Noncovalently grafting sulfonic acid onto graphene oxide for improved hole transport in polymer solar cells

Abstract

Sulfonic acid was successfully grafted onto graphene oxide (GO) via a facile noncovalent functionalization approach using pyrene as the anchoring bridge, affording a novel water-processable sulfonic acid functionalized GO, which shows improved hole transport in polymer solar cells (PSCs) compared to that of pristine GO. The successful grafting of 1-pyrenesulfonic acid (PSA) onto the carbon basal plane of GO is confirmed by FT-IR, UV-vis and Raman spectroscopic studies. An AFM study on the film morphology of GO–PSA reveals that the PSA moiety attaches onto both sides of the single layered graphene sheets, thus prohibiting the exfoliated single-layer graphene sheets from re-stacking.

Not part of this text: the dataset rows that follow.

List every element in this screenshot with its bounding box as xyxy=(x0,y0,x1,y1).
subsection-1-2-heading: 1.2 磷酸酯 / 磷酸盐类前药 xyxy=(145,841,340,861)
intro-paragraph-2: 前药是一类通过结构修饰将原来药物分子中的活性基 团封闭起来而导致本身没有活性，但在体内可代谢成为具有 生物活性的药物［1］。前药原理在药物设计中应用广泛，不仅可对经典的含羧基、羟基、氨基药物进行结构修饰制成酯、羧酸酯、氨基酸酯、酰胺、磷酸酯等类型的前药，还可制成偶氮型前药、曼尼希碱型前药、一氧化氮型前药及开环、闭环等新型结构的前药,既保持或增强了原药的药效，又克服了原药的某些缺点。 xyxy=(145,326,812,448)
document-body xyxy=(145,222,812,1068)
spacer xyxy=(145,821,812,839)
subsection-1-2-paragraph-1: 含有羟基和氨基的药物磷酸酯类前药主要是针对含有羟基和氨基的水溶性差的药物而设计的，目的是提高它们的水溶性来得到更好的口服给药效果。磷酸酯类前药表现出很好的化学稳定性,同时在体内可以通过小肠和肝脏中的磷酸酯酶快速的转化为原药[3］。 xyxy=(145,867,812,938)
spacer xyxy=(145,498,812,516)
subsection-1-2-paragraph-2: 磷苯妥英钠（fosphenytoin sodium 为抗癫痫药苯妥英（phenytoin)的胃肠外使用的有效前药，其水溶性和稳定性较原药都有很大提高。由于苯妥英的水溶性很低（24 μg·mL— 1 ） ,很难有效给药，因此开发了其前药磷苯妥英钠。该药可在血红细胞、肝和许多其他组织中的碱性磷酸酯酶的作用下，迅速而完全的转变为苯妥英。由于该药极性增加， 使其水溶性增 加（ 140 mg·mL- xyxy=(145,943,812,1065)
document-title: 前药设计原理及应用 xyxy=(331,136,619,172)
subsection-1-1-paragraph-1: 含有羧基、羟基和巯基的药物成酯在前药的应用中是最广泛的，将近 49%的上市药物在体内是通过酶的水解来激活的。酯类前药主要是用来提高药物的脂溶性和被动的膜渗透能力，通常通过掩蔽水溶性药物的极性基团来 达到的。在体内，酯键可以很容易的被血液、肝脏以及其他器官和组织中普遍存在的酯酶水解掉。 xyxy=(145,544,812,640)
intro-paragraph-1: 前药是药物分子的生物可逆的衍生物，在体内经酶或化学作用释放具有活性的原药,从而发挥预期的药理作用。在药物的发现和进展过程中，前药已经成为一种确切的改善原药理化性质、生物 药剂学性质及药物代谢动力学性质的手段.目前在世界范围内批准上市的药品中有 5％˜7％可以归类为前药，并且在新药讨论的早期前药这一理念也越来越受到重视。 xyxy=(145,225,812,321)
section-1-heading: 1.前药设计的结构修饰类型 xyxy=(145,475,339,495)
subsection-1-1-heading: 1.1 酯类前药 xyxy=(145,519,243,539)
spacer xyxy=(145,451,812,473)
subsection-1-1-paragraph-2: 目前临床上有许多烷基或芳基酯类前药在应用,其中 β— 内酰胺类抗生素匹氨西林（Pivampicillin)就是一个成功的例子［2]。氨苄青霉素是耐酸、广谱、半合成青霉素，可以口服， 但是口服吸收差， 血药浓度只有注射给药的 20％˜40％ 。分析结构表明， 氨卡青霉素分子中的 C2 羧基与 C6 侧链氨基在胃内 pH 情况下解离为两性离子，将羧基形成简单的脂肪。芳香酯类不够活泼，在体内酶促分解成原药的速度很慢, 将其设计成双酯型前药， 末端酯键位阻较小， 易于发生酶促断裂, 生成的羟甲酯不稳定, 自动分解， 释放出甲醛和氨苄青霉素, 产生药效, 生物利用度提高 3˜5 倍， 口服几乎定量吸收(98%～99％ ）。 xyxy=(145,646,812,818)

Finally, GO–PSA was applied as an effective hole transport layer (HTL) in poly(3-hexylthiophene-2,5-diyl):[6,6]-phenyl-C61-butyric acid methyl ester (P3HT:PCBM) bulk heterojunction (BHJ) PSC devices. Under the optimized conditions, the ITO/GO–PSA/P3HT:PCBM/Al BHJ-PSC device has a power conversion efficiency (PCE) of 2.86%, which is enhanced by ca. 42.3% compared to that of the reference device based on pristine GO HTL (2.01%). The PCE enhancement is primarily attributed to the increase of fill factor (FF) due to the improved hole transport of GO upon PSA grafting, which results from the improved conductivity of GO upon PSA grafting and the decrease of the contact resistance between P3HT and GO because of the enhanced surface doping of P3HT by the –OSO3H groups.